Хеймитч соскакивает с кровати, путаясь в простыне, и бросается ко мне. Я не ожидала такой реакции от пьяного или не верила, что избранный может действительно сделать мне больно, но не успеваю оказать сопротивление, когда он со всей силы бьет меня по лицу.
– Сука! – орет он, швыряя меня на кровать, будто я кукла, а не человек. – Да как ты вообще посмела тронуть ее фото!?
Не знаю, откуда во мне берутся силы и решимость, но я выворачиваюсь и бью Хеймитча локтем в плечо.
– Это как ты посмел? – мой голос срывается на крик. – Я верила тебе!
– Лучше молчи, – требует Хеймитч.
– А то что?
Мы оба стоим на коленях на кровати друг напротив друга, злые и отчаявшиеся. Глаза Хеймитча чужие, я их не узнаю. Он мертвецки пьян, но как-то умудряется оставаться в сознании.
– Больно, – неожиданно тихо говорит он, потирая плечо.
Моя злость вмиг улетучивается, и я пододвигаюсь ближе, чтобы осмотреть место, куда пришелся мой удар.

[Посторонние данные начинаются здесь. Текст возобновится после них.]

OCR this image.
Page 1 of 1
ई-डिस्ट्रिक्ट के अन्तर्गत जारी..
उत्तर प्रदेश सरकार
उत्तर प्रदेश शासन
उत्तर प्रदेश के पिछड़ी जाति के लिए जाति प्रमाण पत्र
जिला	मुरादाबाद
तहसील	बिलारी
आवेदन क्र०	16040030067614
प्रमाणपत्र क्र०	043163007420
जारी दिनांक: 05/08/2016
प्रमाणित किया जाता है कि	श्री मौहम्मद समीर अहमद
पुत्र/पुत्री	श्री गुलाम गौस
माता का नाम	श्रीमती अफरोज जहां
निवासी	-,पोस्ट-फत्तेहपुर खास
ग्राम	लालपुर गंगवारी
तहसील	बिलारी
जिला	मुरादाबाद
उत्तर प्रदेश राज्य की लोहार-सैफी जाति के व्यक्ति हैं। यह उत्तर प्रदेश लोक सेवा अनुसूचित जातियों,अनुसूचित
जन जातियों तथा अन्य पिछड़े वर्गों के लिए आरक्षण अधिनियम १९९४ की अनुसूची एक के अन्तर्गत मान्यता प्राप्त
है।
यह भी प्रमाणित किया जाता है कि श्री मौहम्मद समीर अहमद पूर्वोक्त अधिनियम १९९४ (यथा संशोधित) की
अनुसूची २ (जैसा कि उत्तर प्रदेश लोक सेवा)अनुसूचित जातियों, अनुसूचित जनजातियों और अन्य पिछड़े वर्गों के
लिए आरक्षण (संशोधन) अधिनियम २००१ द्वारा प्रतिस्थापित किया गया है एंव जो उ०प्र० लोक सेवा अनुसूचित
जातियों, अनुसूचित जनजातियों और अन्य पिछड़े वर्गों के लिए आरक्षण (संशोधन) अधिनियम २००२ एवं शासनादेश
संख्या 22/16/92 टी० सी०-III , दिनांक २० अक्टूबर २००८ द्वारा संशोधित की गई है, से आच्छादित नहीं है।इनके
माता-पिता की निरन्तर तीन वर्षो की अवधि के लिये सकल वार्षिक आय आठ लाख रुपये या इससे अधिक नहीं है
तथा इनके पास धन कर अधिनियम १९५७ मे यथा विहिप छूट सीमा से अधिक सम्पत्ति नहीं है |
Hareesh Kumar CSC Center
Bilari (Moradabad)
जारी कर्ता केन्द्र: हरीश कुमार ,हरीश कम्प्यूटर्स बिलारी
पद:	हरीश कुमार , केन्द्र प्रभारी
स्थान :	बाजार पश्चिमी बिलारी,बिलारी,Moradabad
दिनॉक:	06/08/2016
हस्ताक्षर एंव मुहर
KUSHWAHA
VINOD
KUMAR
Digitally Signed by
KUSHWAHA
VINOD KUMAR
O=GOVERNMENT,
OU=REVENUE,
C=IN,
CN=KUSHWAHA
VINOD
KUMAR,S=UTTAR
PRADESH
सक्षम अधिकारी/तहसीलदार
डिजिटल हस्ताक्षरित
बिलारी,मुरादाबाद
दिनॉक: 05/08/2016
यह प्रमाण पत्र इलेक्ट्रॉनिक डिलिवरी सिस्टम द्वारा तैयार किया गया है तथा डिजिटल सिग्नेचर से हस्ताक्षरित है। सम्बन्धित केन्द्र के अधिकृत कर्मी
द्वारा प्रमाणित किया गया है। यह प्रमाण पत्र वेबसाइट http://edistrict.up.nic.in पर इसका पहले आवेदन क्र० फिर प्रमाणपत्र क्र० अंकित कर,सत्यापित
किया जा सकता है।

Едва мои пальцы касаются его тела, избранный наклоняется вперед, толкая меня и наваливаясь сверху.
«Отвлекающий маневр», - внезапно понимаю я, только уже поздно: заломив мои руки, Хеймитч усаживается на меня сверху, и я чувствую его попытки стянуть свои штаны.
– Надо было согласиться на минетик, милая, – заявляет он, и его привычное ласковое обращение сейчас пропитано почти осязаемым отвращением. И угрозой.
Он задирает мою ночнушку, устраиваясь между ног, а я дергаюсь, не желая сейчас заниматься сексом.
– Пусти! – требую я, но избранный не реагирует.
Чувствую, как его напряженный член касается моей кожи, и двигаю бедрами, надеясь вырваться.
– Это тебе за фотографии, милая. Не стоит портить чужие вещи!..
Боль, которую я чувствую в следующую секунду, такая резкая и нестерпимая, что из моего горла вырывается вопль. Что есть силы, дергаюсь вперед, выскребая из-под себя простыню, но Хеймитч крепко держит меня, не прекращая насилия.
Это адская боль, и она не проходит ни через пару толчков, ни через десяток. Несколько раз у нас с Хеймитчем был опыт подобного секса, но каждый раз мы долго к этому готовились и проделывали все с особой осторожностью.